Conforme versão da BM, após chamar outra viatura, o PM teria recebido um golpe no pescoço e atirado contra Lorran. O tiro atingiu a artéria femural da perna e a vítima morreu no HBB por volta das 9h50min.

Outro caso oconteceu em janeiro do ano passado, em Arroio do Meio, quando uma perseguição resultou na morte de Lucas Abel Knecht, 17, no dia 7. O fato aconteceu por volta das 20h, quando o adolescente pegou a motocicleta do pai para ir até a casa da namorada, no Loteamento Schuck.

De acordo com a BM, o jovem teria fugido após perceber viaturas. Foi perseguido e, durante a fuga, colidiu contra uma árvore. Ele morreu dias depois no hospital. No entanto, segundo familiares, Lucas teria sido agredido com um cassetete por um policial, e isso teria provocado a queda que o matou posteriormente.

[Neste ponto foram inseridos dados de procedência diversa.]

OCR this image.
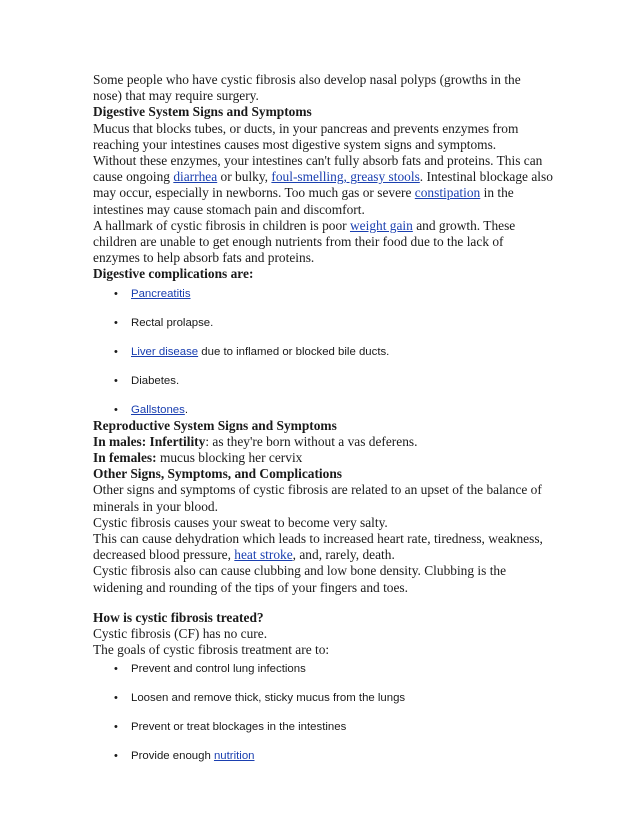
Some people who have cystic fibrosis also develop nasal polyps (growths in the nose) that may require surgery.

Digestive System Signs and Symptoms

Mucus that blocks tubes, or ducts, in your pancreas and prevents enzymes from reaching your intestines causes most digestive system signs and symptoms.

Without these enzymes, your intestines can't fully absorb fats and proteins. This can cause ongoing diarrhea or bulky, foul-smelling, greasy stools. Intestinal blockage also may occur, especially in newborns. Too much gas or severe constipation in the intestines may cause stomach pain and discomfort.

A hallmark of cystic fibrosis in children is poor weight gain and growth. These children are unable to get enough nutrients from their food due to the lack of enzymes to help absorb fats and proteins.

Digestive complications are:

• Pancreatitis
• Rectal prolapse.
• Liver disease due to inflamed or blocked bile ducts.
• Diabetes.
• Gallstones.

Reproductive System Signs and Symptoms

In males: Infertility: as they're born without a vas deferens.

In females: mucus blocking her cervix

Other Signs, Symptoms, and Complications

Other signs and symptoms of cystic fibrosis are related to an upset of the balance of minerals in your blood.

Cystic fibrosis causes your sweat to become very salty.

This can cause dehydration which leads to increased heart rate, tiredness, weakness, decreased blood pressure, heat stroke, and, rarely, death.

Cystic fibrosis also can cause clubbing and low bone density. Clubbing is the widening and rounding of the tips of your fingers and toes.

How is cystic fibrosis treated?

Cystic fibrosis (CF) has no cure.

The goals of cystic fibrosis treatment are to:

• Prevent and control lung infections
• Loosen and remove thick, sticky mucus from the lungs
• Prevent or treat blockages in the intestines
• Provide enough nutrition
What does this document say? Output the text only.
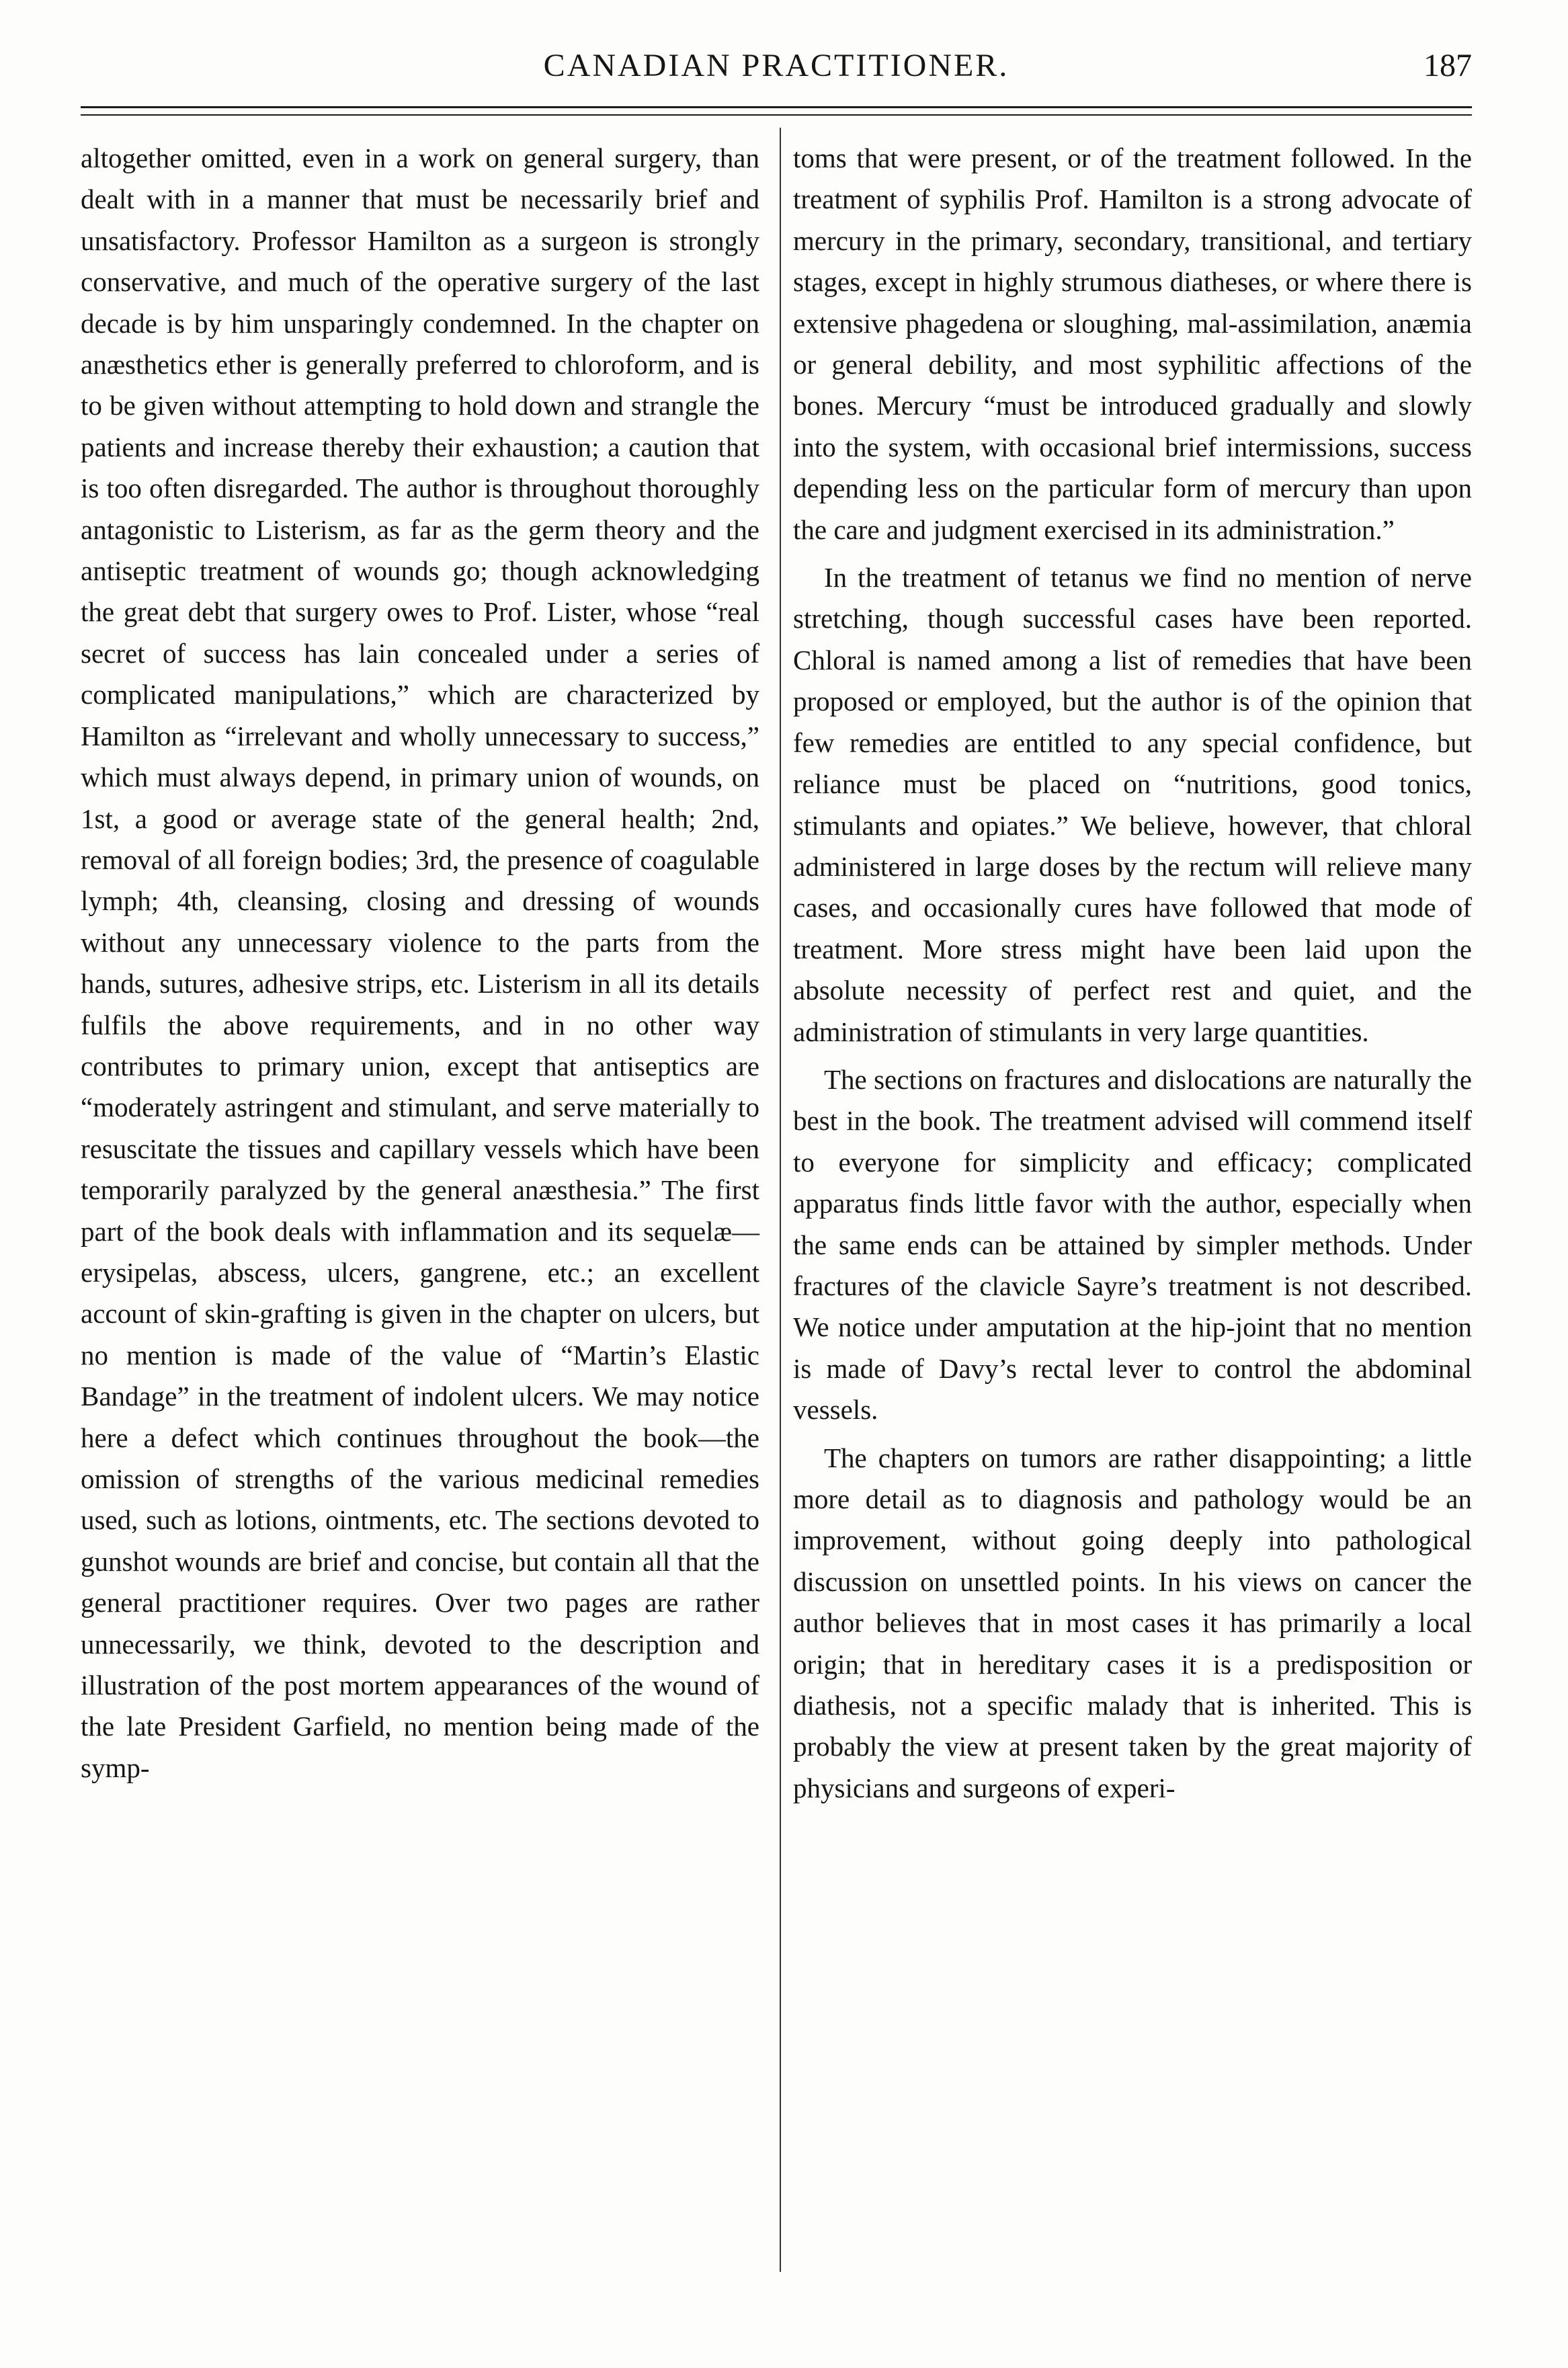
CANADIAN PRACTITIONER.	187

altogether omitted, even in a work on general surgery, than dealt with in a manner that must be necessarily brief and unsatisfactory. Professor Hamilton as a surgeon is strongly conservative, and much of the operative surgery of the last decade is by him unsparingly condemned. In the chapter on anæsthetics ether is generally preferred to chloroform, and is to be given without attempting to hold down and strangle the patients and increase thereby their exhaustion; a caution that is too often disregarded. The author is throughout thoroughly antagonistic to Listerism, as far as the germ theory and the antiseptic treatment of wounds go; though acknowledging the great debt that surgery owes to Prof. Lister, whose “real secret of success has lain concealed under a series of complicated manipulations,” which are characterized by Hamilton as “irrelevant and wholly unnecessary to success,” which must always depend, in primary union of wounds, on 1st, a good or average state of the general health; 2nd, removal of all foreign bodies; 3rd, the presence of coagulable lymph; 4th, cleansing, closing and dressing of wounds without any unnecessary violence to the parts from the hands, sutures, adhesive strips, etc. Listerism in all its details fulfils the above requirements, and in no other way contributes to primary union, except that antiseptics are “moderately astringent and stimulant, and serve materially to resuscitate the tissues and capillary vessels which have been temporarily paralyzed by the general anæsthesia.” The first part of the book deals with inflammation and its sequelæ—erysipelas, abscess, ulcers, gangrene, etc.; an excellent account of skin-grafting is given in the chapter on ulcers, but no mention is made of the value of “Martin’s Elastic Bandage” in the treatment of indolent ulcers. We may notice here a defect which continues throughout the book—the omission of strengths of the various medicinal remedies used, such as lotions, ointments, etc. The sections devoted to gunshot wounds are brief and concise, but contain all that the general practitioner requires. Over two pages are rather unnecessarily, we think, devoted to the description and illustration of the post mortem appearances of the wound of the late President Garfield, no mention being made of the symp-

toms that were present, or of the treatment followed. In the treatment of syphilis Prof. Hamilton is a strong advocate of mercury in the primary, secondary, transitional, and tertiary stages, except in highly strumous diatheses, or where there is extensive phagedena or sloughing, mal-assimilation, anæmia or general debility, and most syphilitic affections of the bones. Mercury “must be introduced gradually and slowly into the system, with occasional brief intermissions, success depending less on the particular form of mercury than upon the care and judgment exercised in its administration.”

In the treatment of tetanus we find no mention of nerve stretching, though successful cases have been reported. Chloral is named among a list of remedies that have been proposed or employed, but the author is of the opinion that few remedies are entitled to any special confidence, but reliance must be placed on “nutritions, good tonics, stimulants and opiates.” We believe, however, that chloral administered in large doses by the rectum will relieve many cases, and occasionally cures have followed that mode of treatment. More stress might have been laid upon the absolute necessity of perfect rest and quiet, and the administration of stimulants in very large quantities.

The sections on fractures and dislocations are naturally the best in the book. The treatment advised will commend itself to everyone for simplicity and efficacy; complicated apparatus finds little favor with the author, especially when the same ends can be attained by simpler methods. Under fractures of the clavicle Sayre’s treatment is not described. We notice under amputation at the hip-joint that no mention is made of Davy’s rectal lever to control the abdominal vessels.

The chapters on tumors are rather disappointing; a little more detail as to diagnosis and pathology would be an improvement, without going deeply into pathological discussion on unsettled points. In his views on cancer the author believes that in most cases it has primarily a local origin; that in hereditary cases it is a predisposition or diathesis, not a specific malady that is inherited. This is probably the view at present taken by the great majority of physicians and surgeons of experi-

Urquia não soube precisar os resultados dos IPMs realizados nesses casos. Ambos foram encaminhados e tramitam na Justiça Militar do Estado (JME).

Caso tem características recorrentes em situações de violência policial.”

Domingos Dresch da Silveira é procurador da República e professor de Direitos Humanos da Universidade Federal do Rio Grande do Sul.

A Hora – Como o senhor avalia o caso que vitimou o jovem Miguel da Silva?

Domingos Dresch da Silveira – É uma desproporção. Um adolescente, com transtorno mental e uma faca na mão contra três policiais militares armados. O caso tem características recorrentes em situações de violência policial. A principal é a desproporcionalidade. Mesmo que a pessoa esteja com uma faca, o policial armado e treinado não deve agir dessa forma. Existem formas de neutralizar que não seja o uso de arma de fogo.

A demora para o registro na polícia civil é um fator preocupante?

Domingos – Sim, pois de alguma forma pode evitar que se apresentem elementos que confrontem a versão policial. É uma questão muito séria e que precisa ser apurada pelo Ministério Público, pois vai além da situação de despreparo. A família também precisa procurar a Defensoria Pública, pois me parece um caso em que cabe indenização em processo contra o Estado.

Casos como esse são recorrentes no estado? Por quê?

Domingos – Infelizmente, sim, e temos que pensar além do caso concreto. Não apenas no Rio Grande do Sul, mas em todo o Brasil. São vários motivos e o principal deles é a ausência de uma política pública de qualificação e formação dos policiais. Entra governo, sai governo e não temos propostas nesse sentido. Não existe nada mais perigoso para a população do que uma polícia despreparada, pois ela enxerga o cidadão como um inimigo.

Há mecanismos governamentais de proteção a pessoas que sofrem transtornos mentais?

Domingos – No dia 7 deste mês, foi sancionado o Estatuto da Pessoa com Deficiência, que tem intenção de mudar a relação da sociedade com esses cidadãos e estabelecer políticas públicas em defesa dessa população. O caso ocorrido em Lajeado é uma triste coincidência, pois essa situação envolvendo a polícia ocorre no momento em que a lei foi recém-aprovada. Estão previstas medidas que proíbem a discriminação e estabelecem o tratamento prioritário dessas pessoas. Além disso, o estatuto assegura o direito à moradia e segurança, entre outras garantias semelhantes às do ECA e do Estatuto do Idoso.